Издавна я рассказываю, будто родители мои во время деловой поездки из Парижа в Мадрид попали в автокатастрофу, в которой сами были легко ранены, а я пострадал настолько ,что дальнейшие старания искуснейших врачей ничем мне не помогли.
Из таковой истории нетрудно напрашивается вывод ,будто я ,сын весьма зажиточных господ, а судьба, вначале искалечив, сыграла со мной дурную партию.
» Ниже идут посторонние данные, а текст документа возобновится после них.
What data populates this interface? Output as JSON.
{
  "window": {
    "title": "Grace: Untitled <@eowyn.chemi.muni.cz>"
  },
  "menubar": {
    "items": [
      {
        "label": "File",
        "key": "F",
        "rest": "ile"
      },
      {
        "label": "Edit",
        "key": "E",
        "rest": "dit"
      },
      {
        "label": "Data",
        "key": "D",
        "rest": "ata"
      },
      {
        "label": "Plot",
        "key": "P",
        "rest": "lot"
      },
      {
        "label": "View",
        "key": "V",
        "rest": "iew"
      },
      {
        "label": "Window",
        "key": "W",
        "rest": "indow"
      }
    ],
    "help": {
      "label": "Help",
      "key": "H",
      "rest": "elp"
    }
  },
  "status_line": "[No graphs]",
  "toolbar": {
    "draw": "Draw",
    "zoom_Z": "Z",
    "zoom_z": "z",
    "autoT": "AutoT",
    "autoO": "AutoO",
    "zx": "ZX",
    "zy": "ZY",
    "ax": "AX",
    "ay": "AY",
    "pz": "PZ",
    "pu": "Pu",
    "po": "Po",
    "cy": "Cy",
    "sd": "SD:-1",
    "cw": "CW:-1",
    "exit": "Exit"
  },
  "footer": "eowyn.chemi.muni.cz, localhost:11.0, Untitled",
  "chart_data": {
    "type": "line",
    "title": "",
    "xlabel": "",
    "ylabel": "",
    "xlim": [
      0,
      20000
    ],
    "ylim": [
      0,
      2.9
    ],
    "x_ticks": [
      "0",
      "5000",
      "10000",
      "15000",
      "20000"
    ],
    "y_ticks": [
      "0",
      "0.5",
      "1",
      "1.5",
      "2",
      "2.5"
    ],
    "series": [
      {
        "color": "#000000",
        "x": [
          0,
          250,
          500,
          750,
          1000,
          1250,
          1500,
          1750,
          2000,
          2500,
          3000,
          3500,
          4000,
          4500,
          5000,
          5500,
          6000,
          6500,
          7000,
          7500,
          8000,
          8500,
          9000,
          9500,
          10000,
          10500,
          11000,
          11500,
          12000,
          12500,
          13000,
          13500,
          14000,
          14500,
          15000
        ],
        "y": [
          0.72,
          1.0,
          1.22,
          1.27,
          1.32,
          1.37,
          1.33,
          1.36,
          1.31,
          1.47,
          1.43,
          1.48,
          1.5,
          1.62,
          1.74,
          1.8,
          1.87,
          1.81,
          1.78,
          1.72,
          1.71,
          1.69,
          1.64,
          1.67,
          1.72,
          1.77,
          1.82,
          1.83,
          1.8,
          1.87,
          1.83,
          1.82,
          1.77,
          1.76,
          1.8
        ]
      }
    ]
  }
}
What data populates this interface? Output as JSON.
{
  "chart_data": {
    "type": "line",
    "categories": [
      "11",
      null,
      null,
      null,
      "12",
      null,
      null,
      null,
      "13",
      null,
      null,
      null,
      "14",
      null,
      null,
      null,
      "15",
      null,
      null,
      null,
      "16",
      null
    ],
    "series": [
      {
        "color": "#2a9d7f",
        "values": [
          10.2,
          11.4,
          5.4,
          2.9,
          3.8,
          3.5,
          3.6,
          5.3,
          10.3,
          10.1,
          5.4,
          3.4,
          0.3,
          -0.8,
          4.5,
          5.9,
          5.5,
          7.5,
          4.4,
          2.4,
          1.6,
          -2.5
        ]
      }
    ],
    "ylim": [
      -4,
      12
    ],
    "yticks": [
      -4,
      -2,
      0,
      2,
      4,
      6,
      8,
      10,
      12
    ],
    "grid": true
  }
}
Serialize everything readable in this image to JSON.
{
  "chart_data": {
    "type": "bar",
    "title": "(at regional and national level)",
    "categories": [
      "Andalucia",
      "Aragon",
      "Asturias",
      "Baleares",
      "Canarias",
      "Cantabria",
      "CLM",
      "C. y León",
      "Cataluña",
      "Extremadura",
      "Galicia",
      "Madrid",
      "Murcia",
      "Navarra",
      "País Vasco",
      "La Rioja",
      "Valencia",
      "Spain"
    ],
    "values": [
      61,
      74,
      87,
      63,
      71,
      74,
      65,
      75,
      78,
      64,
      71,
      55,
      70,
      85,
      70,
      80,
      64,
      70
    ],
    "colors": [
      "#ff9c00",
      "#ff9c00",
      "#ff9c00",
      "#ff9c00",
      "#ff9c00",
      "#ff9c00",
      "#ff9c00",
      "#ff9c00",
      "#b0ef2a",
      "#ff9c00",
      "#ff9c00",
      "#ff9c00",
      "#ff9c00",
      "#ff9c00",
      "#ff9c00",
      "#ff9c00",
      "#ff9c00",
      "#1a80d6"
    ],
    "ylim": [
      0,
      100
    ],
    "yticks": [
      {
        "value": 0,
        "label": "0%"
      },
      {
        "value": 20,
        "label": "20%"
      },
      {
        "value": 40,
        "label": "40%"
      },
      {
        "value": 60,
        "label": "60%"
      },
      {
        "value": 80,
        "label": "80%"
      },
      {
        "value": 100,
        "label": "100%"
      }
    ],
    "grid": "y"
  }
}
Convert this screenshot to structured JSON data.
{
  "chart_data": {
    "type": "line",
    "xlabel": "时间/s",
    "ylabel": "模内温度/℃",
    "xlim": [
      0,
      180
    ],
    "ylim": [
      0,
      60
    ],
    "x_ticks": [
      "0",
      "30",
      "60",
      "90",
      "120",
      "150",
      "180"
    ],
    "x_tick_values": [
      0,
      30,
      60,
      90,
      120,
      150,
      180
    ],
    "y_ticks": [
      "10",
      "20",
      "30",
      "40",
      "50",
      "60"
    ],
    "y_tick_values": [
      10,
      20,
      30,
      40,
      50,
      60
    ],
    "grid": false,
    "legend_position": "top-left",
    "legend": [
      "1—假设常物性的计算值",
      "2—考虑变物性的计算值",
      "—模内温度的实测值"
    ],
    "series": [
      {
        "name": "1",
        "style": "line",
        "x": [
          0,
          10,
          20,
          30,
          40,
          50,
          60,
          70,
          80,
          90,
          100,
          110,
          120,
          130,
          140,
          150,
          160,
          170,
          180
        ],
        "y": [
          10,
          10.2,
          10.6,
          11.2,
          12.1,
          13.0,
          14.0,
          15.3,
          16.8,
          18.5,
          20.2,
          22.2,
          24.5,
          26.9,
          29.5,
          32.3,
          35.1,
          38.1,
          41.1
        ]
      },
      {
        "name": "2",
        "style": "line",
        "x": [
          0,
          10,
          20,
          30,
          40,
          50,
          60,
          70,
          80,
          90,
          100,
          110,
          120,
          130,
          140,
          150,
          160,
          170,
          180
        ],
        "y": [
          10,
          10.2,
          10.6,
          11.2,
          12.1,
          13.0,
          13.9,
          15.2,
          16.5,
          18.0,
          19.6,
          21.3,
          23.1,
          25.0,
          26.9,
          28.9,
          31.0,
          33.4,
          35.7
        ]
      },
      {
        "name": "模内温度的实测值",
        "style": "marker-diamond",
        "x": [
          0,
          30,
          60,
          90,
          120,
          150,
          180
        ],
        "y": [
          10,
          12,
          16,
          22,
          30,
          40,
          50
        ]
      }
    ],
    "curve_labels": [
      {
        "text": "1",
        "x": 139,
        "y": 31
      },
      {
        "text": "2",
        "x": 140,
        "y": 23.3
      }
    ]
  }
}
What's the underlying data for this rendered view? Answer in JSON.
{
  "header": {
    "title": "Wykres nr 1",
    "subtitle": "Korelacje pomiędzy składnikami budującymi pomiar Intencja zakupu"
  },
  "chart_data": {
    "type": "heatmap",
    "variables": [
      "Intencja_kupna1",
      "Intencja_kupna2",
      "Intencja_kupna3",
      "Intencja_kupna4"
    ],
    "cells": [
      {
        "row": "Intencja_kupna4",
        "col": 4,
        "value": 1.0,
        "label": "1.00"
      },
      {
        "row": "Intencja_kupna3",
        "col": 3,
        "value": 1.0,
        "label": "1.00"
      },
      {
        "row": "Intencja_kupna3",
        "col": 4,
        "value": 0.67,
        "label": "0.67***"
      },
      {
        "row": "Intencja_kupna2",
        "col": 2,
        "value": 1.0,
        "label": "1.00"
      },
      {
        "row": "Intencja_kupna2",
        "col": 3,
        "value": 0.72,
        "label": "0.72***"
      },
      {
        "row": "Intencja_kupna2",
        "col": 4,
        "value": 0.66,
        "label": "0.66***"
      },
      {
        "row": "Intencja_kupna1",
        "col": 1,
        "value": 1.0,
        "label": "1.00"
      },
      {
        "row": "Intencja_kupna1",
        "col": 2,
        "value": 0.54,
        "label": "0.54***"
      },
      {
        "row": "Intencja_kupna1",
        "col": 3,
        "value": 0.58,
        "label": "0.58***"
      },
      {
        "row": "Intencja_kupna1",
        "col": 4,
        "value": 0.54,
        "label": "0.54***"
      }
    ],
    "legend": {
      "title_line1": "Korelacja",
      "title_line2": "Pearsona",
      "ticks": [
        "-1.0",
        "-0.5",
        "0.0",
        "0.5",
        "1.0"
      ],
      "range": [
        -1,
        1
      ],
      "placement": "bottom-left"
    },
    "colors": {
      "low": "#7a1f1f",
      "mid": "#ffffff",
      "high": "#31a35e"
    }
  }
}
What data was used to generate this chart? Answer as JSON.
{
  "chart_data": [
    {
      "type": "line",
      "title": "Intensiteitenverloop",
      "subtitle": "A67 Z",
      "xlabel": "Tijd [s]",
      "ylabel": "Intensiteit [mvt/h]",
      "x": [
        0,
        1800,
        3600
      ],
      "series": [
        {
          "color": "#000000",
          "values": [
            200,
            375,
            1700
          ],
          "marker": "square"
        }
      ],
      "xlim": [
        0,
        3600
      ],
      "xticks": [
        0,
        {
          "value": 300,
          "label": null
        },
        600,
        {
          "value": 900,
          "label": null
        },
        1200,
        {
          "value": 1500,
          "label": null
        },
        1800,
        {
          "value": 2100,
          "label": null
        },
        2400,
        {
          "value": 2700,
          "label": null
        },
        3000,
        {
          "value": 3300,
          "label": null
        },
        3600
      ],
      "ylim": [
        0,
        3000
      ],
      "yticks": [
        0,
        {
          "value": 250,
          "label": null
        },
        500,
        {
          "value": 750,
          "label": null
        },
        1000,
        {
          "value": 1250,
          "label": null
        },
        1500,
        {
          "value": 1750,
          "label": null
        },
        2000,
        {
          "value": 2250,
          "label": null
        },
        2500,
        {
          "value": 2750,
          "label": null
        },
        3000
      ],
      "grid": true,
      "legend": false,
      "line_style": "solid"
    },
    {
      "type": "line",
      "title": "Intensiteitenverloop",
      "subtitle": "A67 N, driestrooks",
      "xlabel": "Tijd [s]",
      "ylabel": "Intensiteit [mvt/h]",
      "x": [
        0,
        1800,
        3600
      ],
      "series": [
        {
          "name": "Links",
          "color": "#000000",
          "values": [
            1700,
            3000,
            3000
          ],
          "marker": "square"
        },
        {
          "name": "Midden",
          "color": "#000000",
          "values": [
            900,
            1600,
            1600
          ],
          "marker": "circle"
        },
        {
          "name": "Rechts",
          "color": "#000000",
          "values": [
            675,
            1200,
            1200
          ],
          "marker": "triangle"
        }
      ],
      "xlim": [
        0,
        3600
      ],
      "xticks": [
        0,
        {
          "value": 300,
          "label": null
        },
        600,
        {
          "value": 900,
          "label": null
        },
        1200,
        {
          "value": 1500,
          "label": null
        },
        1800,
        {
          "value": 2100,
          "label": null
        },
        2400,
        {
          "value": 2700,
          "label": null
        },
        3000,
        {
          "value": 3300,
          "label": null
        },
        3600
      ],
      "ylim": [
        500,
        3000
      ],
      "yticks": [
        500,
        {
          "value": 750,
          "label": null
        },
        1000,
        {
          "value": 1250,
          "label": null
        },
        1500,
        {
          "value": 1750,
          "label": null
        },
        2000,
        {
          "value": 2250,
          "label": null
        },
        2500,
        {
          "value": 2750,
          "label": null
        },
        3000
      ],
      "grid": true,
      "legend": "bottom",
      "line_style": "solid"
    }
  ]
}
Часто я возбуждаюсь когда про себя начинаю раскручивать эту легенду и размышляю о потерянном, впустую растраченном времени, о том многом мной упущенном в прошлом и недоступном в будущем. Это со мной бывает, когда телефонная станция, где я дежурю коммутируя абонентов, превращается в склеп, откуда не нахожу лаза ,а в моей папке собираются счета-некрологи ,словно обо мне они, а "соболезнующим" невдомёк оставить мне хоть глоток воздуха надежды, той, что выведет меня на улицу, к солнцу, к людям с их радостями и печалями. Где-то она, надежда на утро, на спелую, плотно сжатую гроздь облаков, что вот-вот брызнет сладостью золотого, давно забытого века. Где-то она, надежда полегчать, воспарить, оставить ноги, эту тяжёлую, волочащуюся конечность, которая- гвоздь, она держит тебя на распятии бессилия!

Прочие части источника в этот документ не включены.